Meanwhile we're even seeing emerging 'engram' and 'inner-layer embedding parameters' techniques where the possibility of SSD offload is planned for in advance when developing the architecture.
For me, Opus 4.6 isn't working quite right currently, and I often use GLM 5.1 instead. I'd prefer to use peak Opus over GLM 5.1, but GLM 5.1 is an adequate fallback. It's incredible how good open-weight models have gotten.
i have a feeling its nearing opus 4.5 level if they could fix it getting crazy after like 100k tokens.
Mid-sized models like gpt-oss minimax and qwen3.5 122b are around 6%, and gemma4 31b around 7% (but much slower).
I haven’t tried Opus or ChatGPT due to high costs on openrouter for this application.
Overeager, but I was really really impressed.
It's a fun way to quantify the real-world performance between models that's more practical and actionable.
So, it has been convenient to not have hard stops / allow for extra but I still try to /clear at an actual 25% of the 1M anyhow.
This is in contrast to my use of the 1M opus model this past fall over the API, which seemed to perform more steadily.
Claude Opus at 150K context starts getting dumber and dumber.
Claude Opus at 200K+ is mentally retarded. Abandon hope and start wrapping up the session.
For around a month the limit seemed to be a little over 60k! I was despondent!!
What's worse is that when it launched it was stable across the context window. My (wild) guess is that the model is stable but z.ai is doing something wonky with infrastructure, that they are trying to move from one context window to another or have some kv cache issues or some such, and it doesn't really work. If you fork or cancel in OpenCode there's a chance you see the issue much earlier, which feels like some other kind of hint about kv caching, maybe it not porting well between different shaped systems.
More maliciously minded, this artificial limit also gives them an artificial way to dial in system load. Just not delivering the context window the model has reduces the work of what they have to host?

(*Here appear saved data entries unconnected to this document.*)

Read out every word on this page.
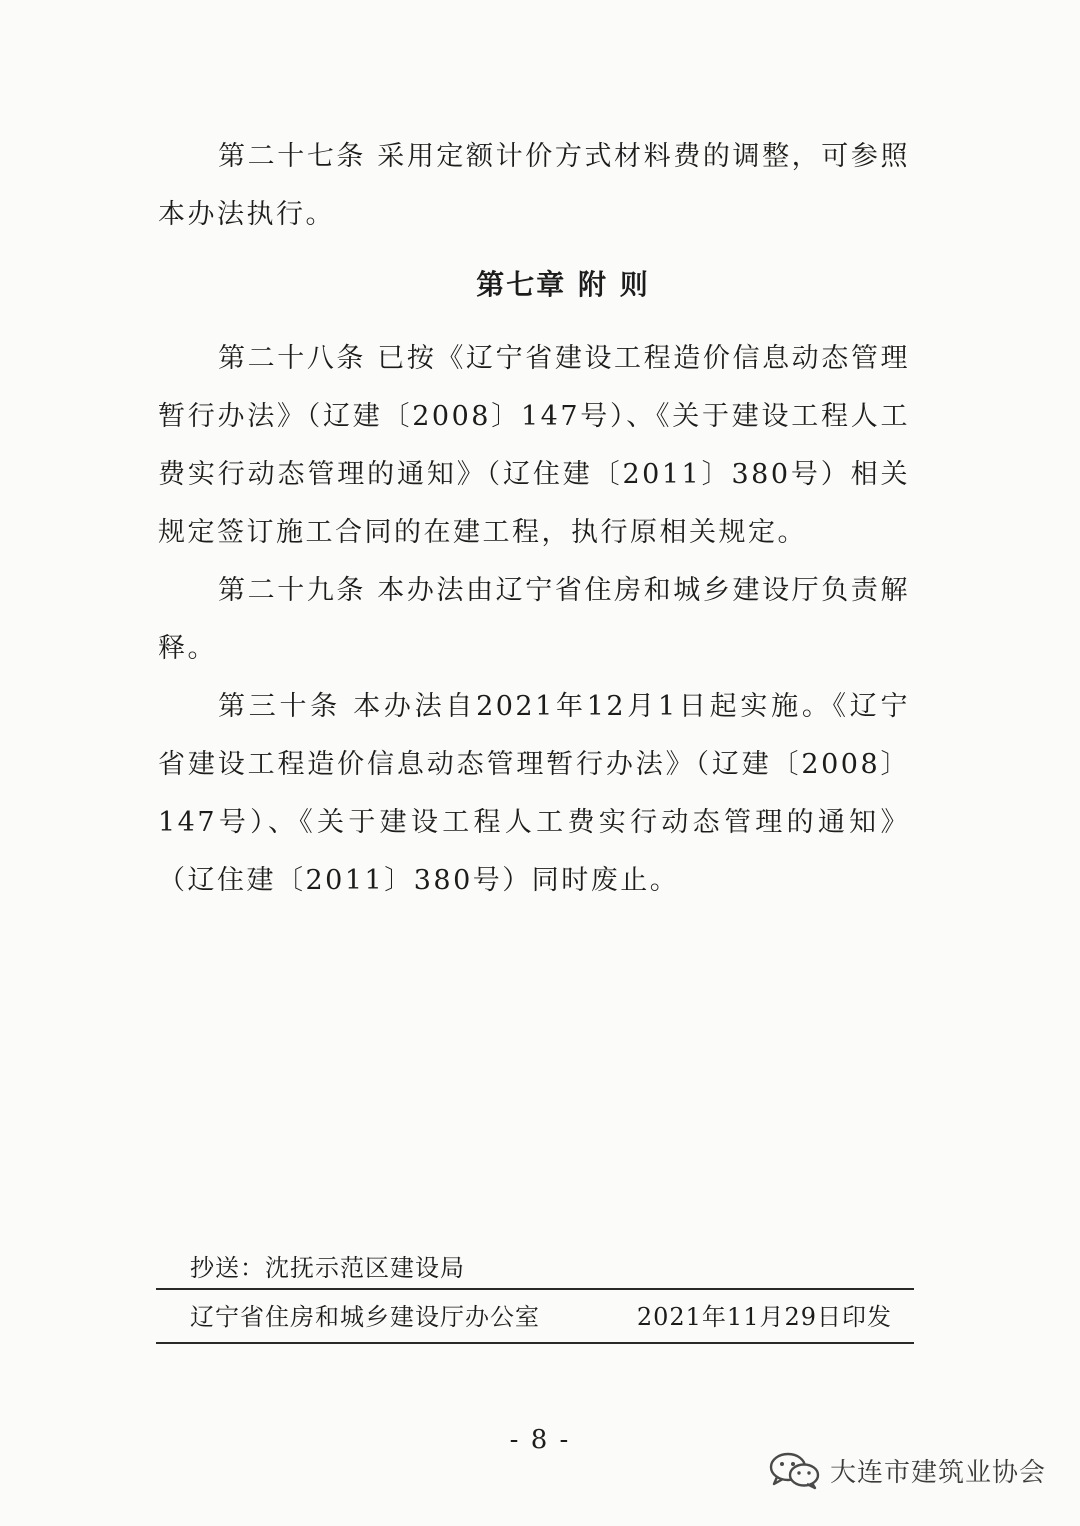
第二十七条 采用定额计价方式材料费的调整，可参照本办法执行。

第七章 附 则

第二十八条 已按《辽宁省建设工程造价信息动态管理暂行办法》（辽建〔2008〕147号）、《关于建设工程人工费实行动态管理的通知》（辽住建〔2011〕380号）相关规定签订施工合同的在建工程，执行原相关规定。

第二十九条 本办法由辽宁省住房和城乡建设厅负责解释。

第三十条 本办法自2021年12月1日起实施。《辽宁省建设工程造价信息动态管理暂行办法》（辽建〔2008〕147号）、《关于建设工程人工费实行动态管理的通知》（辽住建〔2011〕380号）同时废止。

抄送：沈抚示范区建设局
辽宁省住房和城乡建设厅办公室	2021年11月29日印发
- 8 -
大连市建筑业协会
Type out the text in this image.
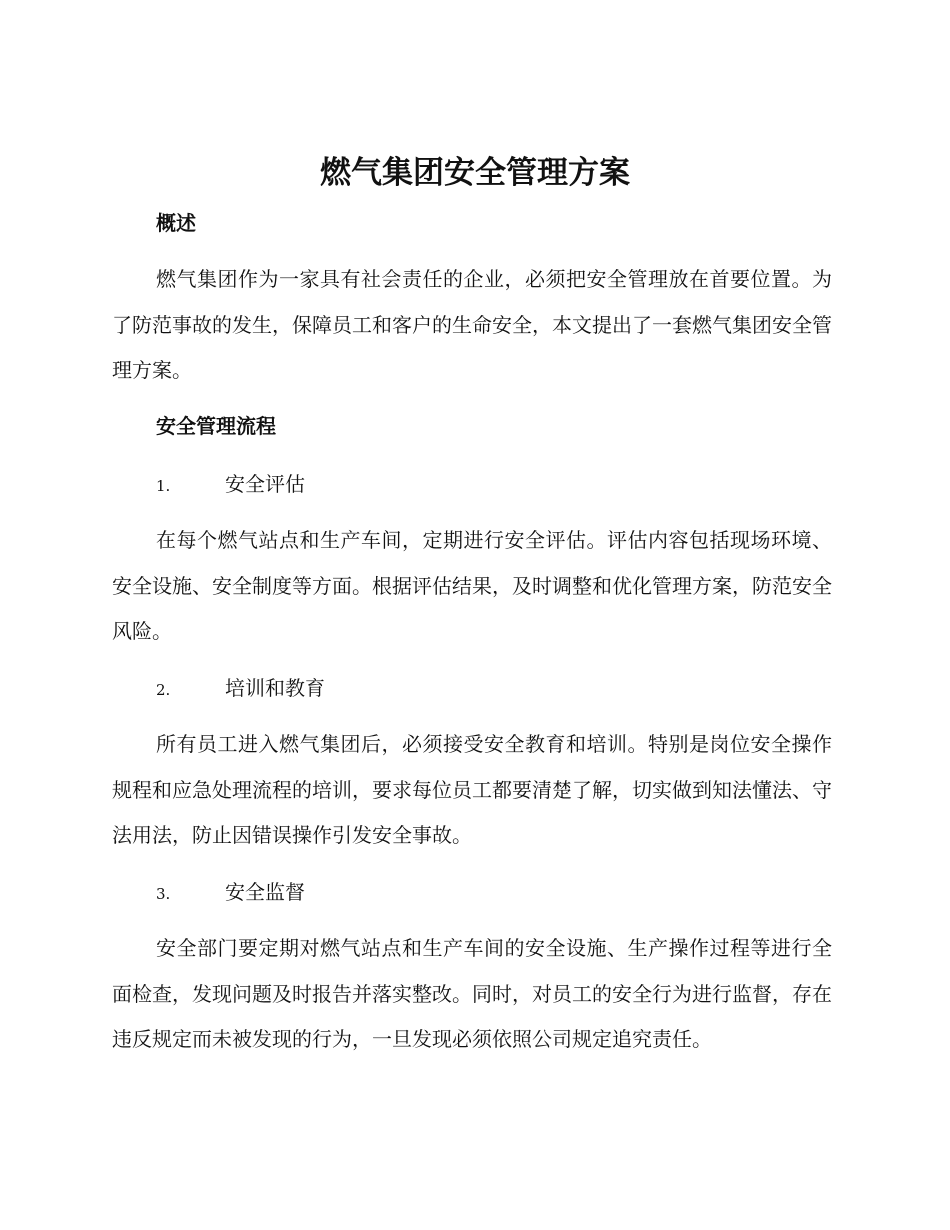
燃气集团安全管理方案
概述

燃气集团作为一家具有社会责任的企业，必须把安全管理放在首要位置。为了防范事故的发生，保障员工和客户的生命安全，本文提出了一套燃气集团安全管理方案。

安全管理流程
1.	安全评估

在每个燃气站点和生产车间，定期进行安全评估。评估内容包括现场环境、安全设施、安全制度等方面。根据评估结果，及时调整和优化管理方案，防范安全风险。

2.	培训和教育

所有员工进入燃气集团后，必须接受安全教育和培训。特别是岗位安全操作规程和应急处理流程的培训，要求每位员工都要清楚了解，切实做到知法懂法、守法用法，防止因错误操作引发安全事故。

3.	安全监督

安全部门要定期对燃气站点和生产车间的安全设施、生产操作过程等进行全面检查，发现问题及时报告并落实整改。同时，对员工的安全行为进行监督，存在违反规定而未被发现的行为，一旦发现必须依照公司规定追究责任。
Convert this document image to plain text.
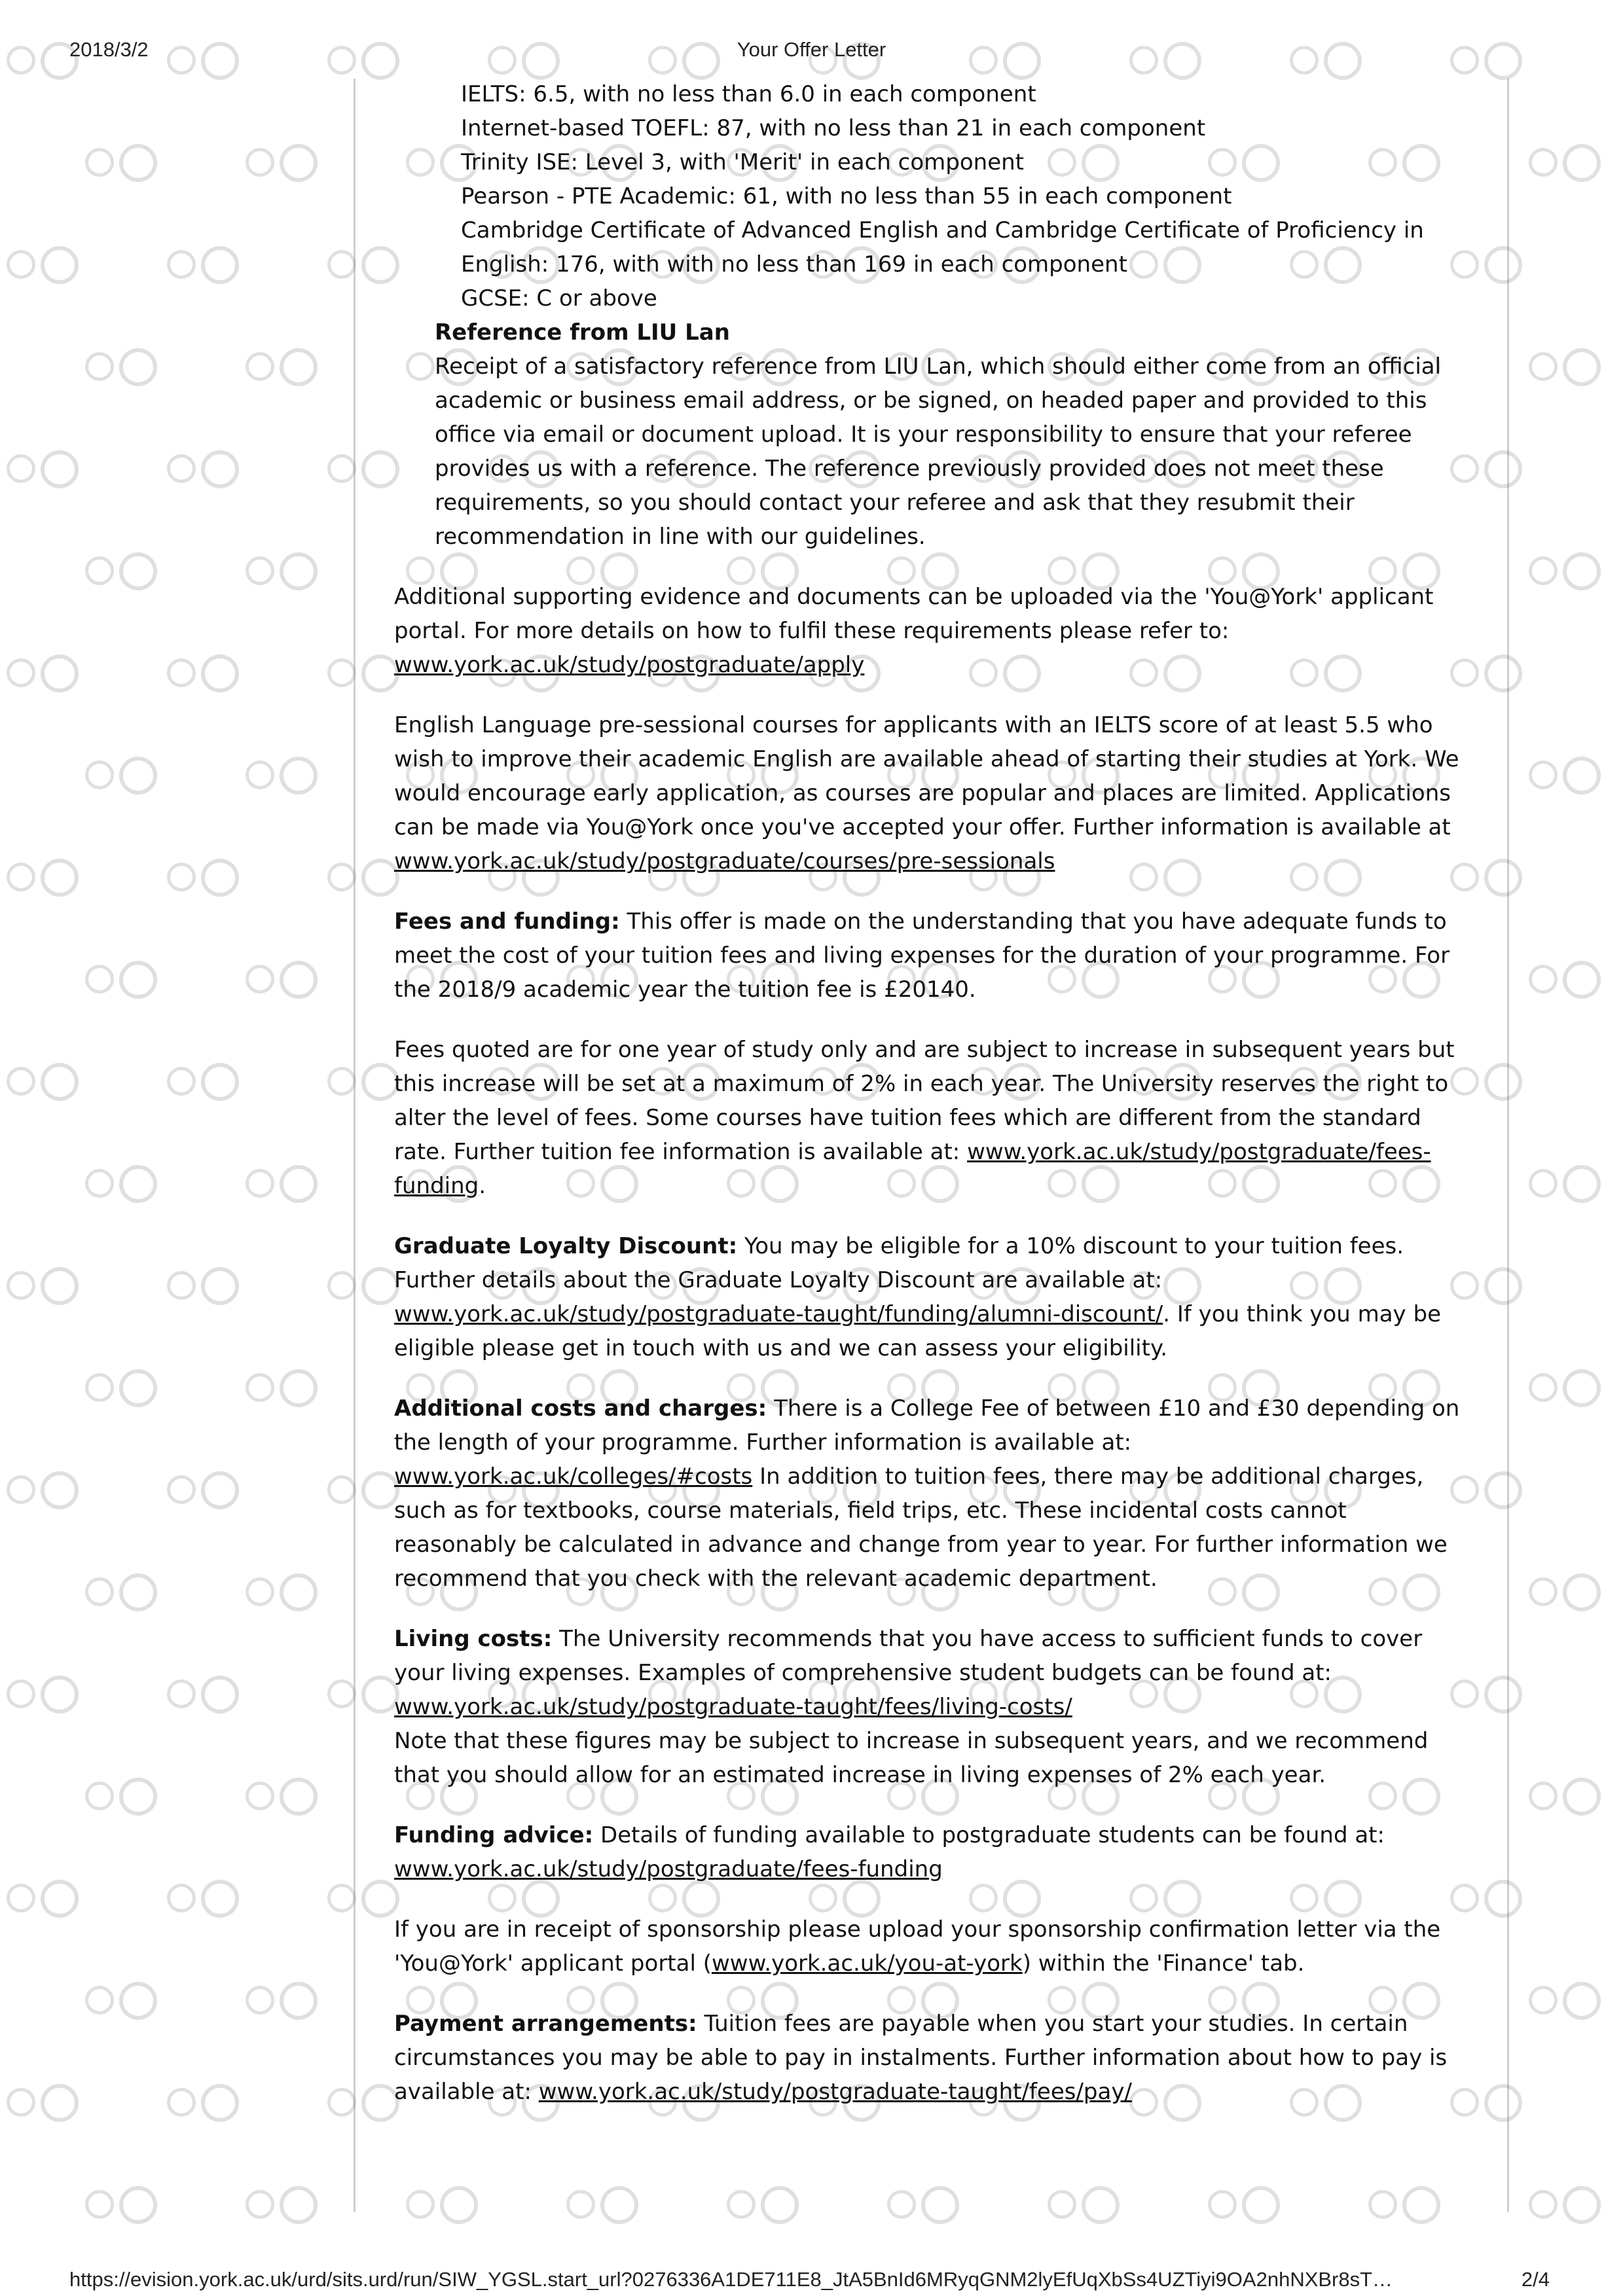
2018/3/2	Your Offer Letter
IELTS: 6.5, with no less than 6.0 in each component
Internet-based TOEFL: 87, with no less than 21 in each component
Trinity ISE: Level 3, with 'Merit' in each component
Pearson - PTE Academic: 61, with no less than 55 in each component
Cambridge Certificate of Advanced English and Cambridge Certificate of Proficiency in English: 176, with with no less than 169 in each component
GCSE: C or above

Reference from LIU Lan
Receipt of a satisfactory reference from LIU Lan, which should either come from an official academic or business email address, or be signed, on headed paper and provided to this office via email or document upload. It is your responsibility to ensure that your referee provides us with a reference. The reference previously provided does not meet these requirements, so you should contact your referee and ask that they resubmit their recommendation in line with our guidelines.

Additional supporting evidence and documents can be uploaded via the 'You@York' applicant portal. For more details on how to fulfil these requirements please refer to: www.york.ac.uk/study/postgraduate/apply

English Language pre-sessional courses for applicants with an IELTS score of at least 5.5 who wish to improve their academic English are available ahead of starting their studies at York. We would encourage early application, as courses are popular and places are limited. Applications can be made via You@York once you've accepted your offer. Further information is available at www.york.ac.uk/study/postgraduate/courses/pre-sessionals

Fees and funding: This offer is made on the understanding that you have adequate funds to meet the cost of your tuition fees and living expenses for the duration of your programme. For the 2018/9 academic year the tuition fee is £20140.

Fees quoted are for one year of study only and are subject to increase in subsequent years but this increase will be set at a maximum of 2% in each year. The University reserves the right to alter the level of fees. Some courses have tuition fees which are different from the standard rate. Further tuition fee information is available at: www.york.ac.uk/study/postgraduate/fees-funding.

Graduate Loyalty Discount: You may be eligible for a 10% discount to your tuition fees. Further details about the Graduate Loyalty Discount are available at: www.york.ac.uk/study/postgraduate-taught/funding/alumni-discount/. If you think you may be eligible please get in touch with us and we can assess your eligibility.

Additional costs and charges: There is a College Fee of between £10 and £30 depending on the length of your programme. Further information is available at: www.york.ac.uk/colleges/#costs In addition to tuition fees, there may be additional charges, such as for textbooks, course materials, field trips, etc. These incidental costs cannot reasonably be calculated in advance and change from year to year. For further information we recommend that you check with the relevant academic department.

Living costs: The University recommends that you have access to sufficient funds to cover your living expenses. Examples of comprehensive student budgets can be found at:
www.york.ac.uk/study/postgraduate-taught/fees/living-costs/
Note that these figures may be subject to increase in subsequent years, and we recommend that you should allow for an estimated increase in living expenses of 2% each year.

Funding advice: Details of funding available to postgraduate students can be found at:
www.york.ac.uk/study/postgraduate/fees-funding

If you are in receipt of sponsorship please upload your sponsorship confirmation letter via the 'You@York' applicant portal (www.york.ac.uk/you-at-york) within the 'Finance' tab.

Payment arrangements: Tuition fees are payable when you start your studies. In certain circumstances you may be able to pay in instalments. Further information about how to pay is available at: www.york.ac.uk/study/postgraduate-taught/fees/pay/

https://evision.york.ac.uk/urd/sits.urd/run/SIW_YGSL.start_url?0276336A1DE711E8_JtA5BnId6MRyqGNM2lyEfUqXbSs4UZTiyi9OA2nhNXBr8sT…	2/4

But to the question: yes compaction is absolutely required. The ai can't even speak it's just a jumbled stream of words and punctuation once this hits. Is manual compaction required? One could find a way to build this into the harness, so no, it's a limitation of our tooling that our tooling doesn't work around the stated context window being (effectively) a lie.
I'd really like to see this improved! At least it's not 60-65k anymore; those were soul crushing weeks, where I felt like my treasured celebrated joyful z.ai plan was now near worthless.
There's a thread https://news.ycombinator.com/item?id=47678279 , and I have more extensive history / comments on what I've seen there.
The question is: will this reproduce on other hosts, now that glm-5.1 is released? I expect the issue is going to be z.ai specific, given what I've seen (200k works -> 60k -> 100k context windows working on glm-5.1).
During off peak hour a simple 3 line CSS change took over 50 minutes and it routinely times out mid-tool and leaves dangling XML and tool uses everywhere, overwriting files badly or patching duplicate lines into files
But it's all casual side projects.
Edit: I often to /compact at around 100 000 token or switch to a new session. Maybe that is why.
For the price this is a pretty damn impressive model.
Providers like DeepInfra are already giving access to 5.1 https://deepinfra.com/zai-org/GLM-5.1
$1.40 in $4.40 out $0.26 cached
/ 1M tokens
That's more expensive than other models, but not terrible, and will go down over time, and is far far cheaper than Opus or Sonnet or GPT.
I haven't had any bad luck with DeepInfra in particular with quantization or rate limiting. But I've only heard bad things about people who used z.ai directly.
Devil's advocate: why shouldn't they do it if OpenAI, Anthropic and Google get away with playing this game?